When I met my psychiatrist, he was fresh out of residency and I was newly discharged from an 8 month long psychiatric admission. The psychiatrists at the hospital told me I was far too sick to ever work or parent or have any semblance of a normal life. They placed disability papers in front of me, already filled out and told me to sign them. I refused. When I was discharged to a partial hospital program I met my Dr. G. He was just beginning his private practice. The first thing he said to me was that he had read my case file and while yes my illness was serious, he absolutely believed in my ability to heal, return to work, parent my child, and return to a functional life. I left his office crying, because for the first time in a year, someone shared my goals and said he believed in me and my resilience. I went back to work 2 months later. He has been with me through every admission, psychotic mania, suicidal depression, every accomplishment and step forward I've made. I wouldn't have become the parent I grew to be without him. I wouldn't be alive without him. Yes, we do have our difficult moments, but they only serve to solidify our relationship. I truly believe G-d put him in my life as a healer.
He sounds like a wonderful person. And that is as important as being a good doctor. I giggle when I think of one subject matter my doctor and I discuss. His reaction is always so funny. If I tell him someone has hurt me (usually a close family member that's out of the loop on the reality of Bi-Polar) he'll throw his long arms up in the air and say "They are wrong. It is that simple. They are WRONG!!!!.You are not what they think you are."
Don't know why that always helps me but it does. I already know they are wrong but it's as if I don't believe it until he says it. Or maybe it's just good to know he is on my side. Because even family members that have been good to me don't understand and try to take advantage. Except mom. She never takes advantage but we do fight sometimes.
Disability was never going to be a ticket for me to sit all day. I don't believe that's what most do anyway. No my family won't let anyone rest anyway. haha. They are the busiest, most hyper and active people I know. Good people who are very very religious. Which is great in so many ways. But it can also cause problems for me. I just can't be at church 2 to 4 days a week. It is not going to happen.
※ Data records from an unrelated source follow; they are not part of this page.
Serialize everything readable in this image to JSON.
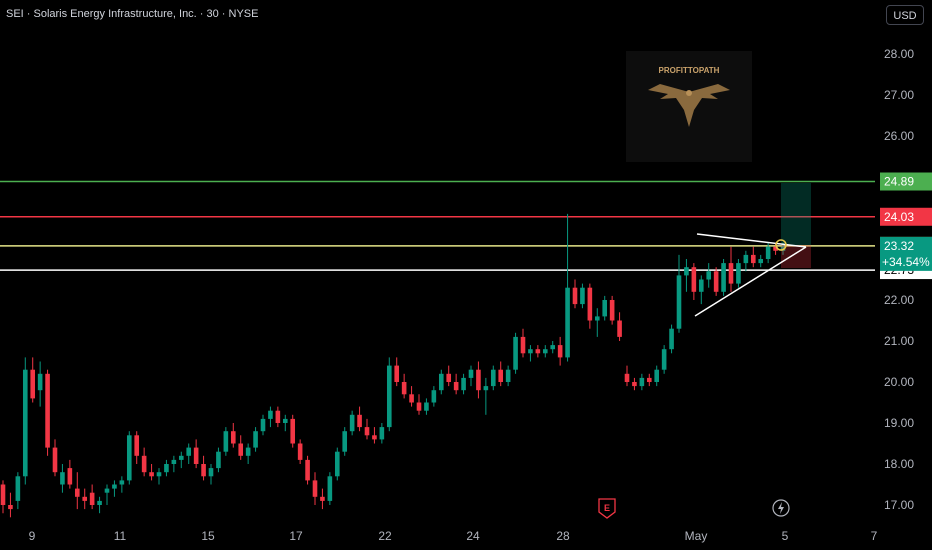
{
  "header": {
    "title": "SEI · Solaris Energy Infrastructure, Inc. · 30 · NYSE",
    "currency": "USD"
  },
  "watermark": {
    "text": "PROFITTOPATH",
    "icon": "eagle-icon"
  },
  "chart_data": {
    "type": "candlestick",
    "ylim": [
      16.7,
      28.8
    ],
    "y_ticks": [
      "17.00",
      "18.00",
      "19.00",
      "20.00",
      "21.00",
      "22.00",
      "23.00",
      "24.00",
      "25.00",
      "26.00",
      "27.00",
      "28.00"
    ],
    "x_ticks": [
      "9",
      "11",
      "15",
      "17",
      "22",
      "24",
      "28",
      "May",
      "5",
      "7"
    ],
    "levels": [
      {
        "value": 24.89,
        "label": "24.89",
        "color": "#4caf50"
      },
      {
        "value": 24.03,
        "label": "24.03",
        "color": "#f23645"
      },
      {
        "value": 23.32,
        "label": "23.32",
        "color": "#e5e58a"
      },
      {
        "value": 22.73,
        "label": "22.73",
        "color": "#ffffff"
      }
    ],
    "price": {
      "value": 23.32,
      "label": "23.32",
      "change": "+34.54%",
      "color": "#089981"
    },
    "colors": {
      "up": "#089981",
      "down": "#f23645",
      "bg": "#000000",
      "axis_text": "#b2b5be"
    },
    "candles": [
      [
        17.5,
        17.6,
        16.8,
        17.0
      ],
      [
        17.0,
        17.3,
        16.7,
        16.9
      ],
      [
        17.1,
        17.8,
        16.9,
        17.7
      ],
      [
        17.7,
        20.6,
        17.5,
        20.3
      ],
      [
        20.3,
        20.6,
        19.5,
        19.6
      ],
      [
        19.8,
        20.5,
        19.4,
        20.2
      ],
      [
        20.2,
        20.3,
        18.2,
        18.4
      ],
      [
        18.4,
        18.6,
        17.7,
        17.8
      ],
      [
        17.5,
        18.0,
        17.3,
        17.8
      ],
      [
        17.9,
        18.1,
        17.4,
        17.5
      ],
      [
        17.4,
        17.8,
        16.9,
        17.2
      ],
      [
        17.2,
        17.4,
        16.9,
        17.1
      ],
      [
        17.3,
        17.5,
        16.9,
        17.0
      ],
      [
        17.0,
        17.2,
        16.8,
        17.1
      ],
      [
        17.3,
        17.5,
        17.0,
        17.4
      ],
      [
        17.4,
        17.6,
        17.2,
        17.5
      ],
      [
        17.5,
        17.7,
        17.3,
        17.6
      ],
      [
        17.6,
        18.8,
        17.5,
        18.7
      ],
      [
        18.7,
        18.8,
        18.0,
        18.2
      ],
      [
        18.2,
        18.4,
        17.7,
        17.8
      ],
      [
        17.8,
        18.0,
        17.6,
        17.7
      ],
      [
        17.7,
        17.9,
        17.5,
        17.8
      ],
      [
        17.8,
        18.1,
        17.7,
        18.0
      ],
      [
        18.0,
        18.2,
        17.8,
        18.1
      ],
      [
        18.1,
        18.3,
        17.9,
        18.2
      ],
      [
        18.2,
        18.5,
        18.0,
        18.4
      ],
      [
        18.4,
        18.6,
        17.9,
        18.0
      ],
      [
        18.0,
        18.2,
        17.6,
        17.7
      ],
      [
        17.7,
        18.0,
        17.5,
        17.9
      ],
      [
        17.9,
        18.4,
        17.8,
        18.3
      ],
      [
        18.3,
        18.9,
        18.2,
        18.8
      ],
      [
        18.8,
        19.0,
        18.4,
        18.5
      ],
      [
        18.5,
        18.7,
        18.1,
        18.2
      ],
      [
        18.2,
        18.5,
        18.0,
        18.4
      ],
      [
        18.4,
        18.9,
        18.3,
        18.8
      ],
      [
        18.8,
        19.2,
        18.7,
        19.1
      ],
      [
        19.1,
        19.4,
        18.9,
        19.3
      ],
      [
        19.3,
        19.4,
        18.9,
        19.0
      ],
      [
        19.0,
        19.2,
        18.8,
        19.1
      ],
      [
        19.1,
        19.2,
        18.4,
        18.5
      ],
      [
        18.5,
        18.6,
        18.0,
        18.1
      ],
      [
        18.1,
        18.2,
        17.5,
        17.6
      ],
      [
        17.6,
        17.8,
        17.0,
        17.2
      ],
      [
        17.2,
        17.4,
        16.9,
        17.1
      ],
      [
        17.1,
        17.8,
        17.0,
        17.7
      ],
      [
        17.7,
        18.4,
        17.6,
        18.3
      ],
      [
        18.3,
        18.9,
        18.2,
        18.8
      ],
      [
        18.8,
        19.3,
        18.7,
        19.2
      ],
      [
        19.2,
        19.4,
        18.8,
        18.9
      ],
      [
        18.9,
        19.1,
        18.6,
        18.7
      ],
      [
        18.7,
        18.9,
        18.5,
        18.6
      ],
      [
        18.6,
        19.0,
        18.5,
        18.9
      ],
      [
        18.9,
        20.6,
        18.8,
        20.4
      ],
      [
        20.4,
        20.6,
        19.9,
        20.0
      ],
      [
        20.0,
        20.2,
        19.6,
        19.7
      ],
      [
        19.7,
        19.9,
        19.4,
        19.5
      ],
      [
        19.5,
        19.7,
        19.2,
        19.3
      ],
      [
        19.3,
        19.6,
        19.2,
        19.5
      ],
      [
        19.5,
        19.9,
        19.4,
        19.8
      ],
      [
        19.8,
        20.3,
        19.7,
        20.2
      ],
      [
        20.2,
        20.4,
        19.9,
        20.0
      ],
      [
        20.0,
        20.2,
        19.7,
        19.8
      ],
      [
        19.8,
        20.2,
        19.7,
        20.1
      ],
      [
        20.1,
        20.4,
        19.9,
        20.3
      ],
      [
        20.3,
        20.5,
        19.6,
        19.8
      ],
      [
        19.8,
        20.1,
        19.2,
        19.9
      ],
      [
        19.9,
        20.4,
        19.8,
        20.3
      ],
      [
        20.3,
        20.5,
        19.9,
        20.0
      ],
      [
        20.0,
        20.4,
        19.9,
        20.3
      ],
      [
        20.3,
        21.2,
        20.2,
        21.1
      ],
      [
        21.1,
        21.3,
        20.6,
        20.7
      ],
      [
        20.7,
        20.9,
        20.5,
        20.8
      ],
      [
        20.8,
        20.9,
        20.6,
        20.7
      ],
      [
        20.7,
        20.9,
        20.6,
        20.8
      ],
      [
        20.8,
        21.0,
        20.7,
        20.9
      ],
      [
        20.9,
        21.1,
        20.4,
        20.6
      ],
      [
        20.6,
        24.1,
        20.5,
        22.3
      ],
      [
        22.3,
        22.5,
        21.8,
        21.9
      ],
      [
        21.9,
        22.4,
        21.8,
        22.3
      ],
      [
        22.3,
        22.4,
        21.3,
        21.5
      ],
      [
        21.5,
        21.8,
        21.1,
        21.6
      ],
      [
        21.6,
        22.1,
        21.5,
        22.0
      ],
      [
        22.0,
        22.1,
        21.4,
        21.5
      ],
      [
        21.5,
        21.7,
        21.0,
        21.1
      ],
      [
        20.2,
        20.4,
        19.9,
        20.0
      ],
      [
        20.0,
        20.1,
        19.8,
        19.9
      ],
      [
        19.9,
        20.2,
        19.8,
        20.1
      ],
      [
        20.1,
        20.2,
        19.9,
        20.0
      ],
      [
        20.0,
        20.4,
        19.9,
        20.3
      ],
      [
        20.3,
        20.9,
        20.2,
        20.8
      ],
      [
        20.8,
        21.4,
        20.7,
        21.3
      ],
      [
        21.3,
        23.1,
        21.2,
        22.6
      ],
      [
        22.6,
        23.0,
        22.2,
        22.8
      ],
      [
        22.8,
        22.9,
        22.0,
        22.2
      ],
      [
        22.2,
        22.6,
        21.9,
        22.5
      ],
      [
        22.5,
        22.9,
        22.3,
        22.7
      ],
      [
        22.7,
        22.8,
        22.1,
        22.2
      ],
      [
        22.2,
        23.0,
        22.1,
        22.9
      ],
      [
        22.9,
        23.3,
        22.2,
        22.4
      ],
      [
        22.4,
        23.0,
        22.3,
        22.9
      ],
      [
        22.9,
        23.2,
        22.7,
        23.1
      ],
      [
        23.1,
        23.3,
        22.8,
        22.9
      ],
      [
        22.9,
        23.1,
        22.8,
        23.0
      ],
      [
        23.0,
        23.4,
        22.9,
        23.3
      ],
      [
        23.3,
        23.4,
        23.1,
        23.2
      ],
      [
        23.2,
        23.4,
        23.1,
        23.3
      ]
    ]
  }
}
You know with Bi-Polar it's sometimes hard to be consistent. I grew up in church. The whole nine yards. Never missed a service, choir practice, or the million other things they plan. The only problem was that you miss one service and the whole church freaks out. Not meaning to they make you feel guilty. Like I need that problem too.
As far as my kids my parents allowed me to live in an apartment they owned as my kids grew up. I was in and out of manic and depressed stated in those years. Not quite stable yet. But they helped me with the kids and so much more. Had that not been the case I think I may have had to fight to keep my kids. So for that I am very grateful. And one good thing about my kids is that they do understand.
I'm glad your parents are supportive. Any acts of kindness from the important people in our lives is precious. I had to laugh at your psychiatrist's phrase. I have a memory bank full of Dr. G expressions. I just replay them if I need them. I told him once that I don't know why I come to appointments, he lives in my head. He laughed and said, "because my prescription pad doesn't". We both laughed at that. He's the only MD I know who can turn Tom Lehrer tunes into something about medication. Even when I'm really depressed, he can make me smile. I think he does it on purpose to gauge what my mood is. If I can smile, we are still ok. He's also tough as nails when I'm manic. I hear that clinical tone and see that stare, and I know I'm in for it. Only when I'm off-the-charts manic do I argue at that moment. It never ends well for me to do so, however.
Well, I've babbled enough. I'm enjoying your posts. I hope you continue to share. I'll always try to respond.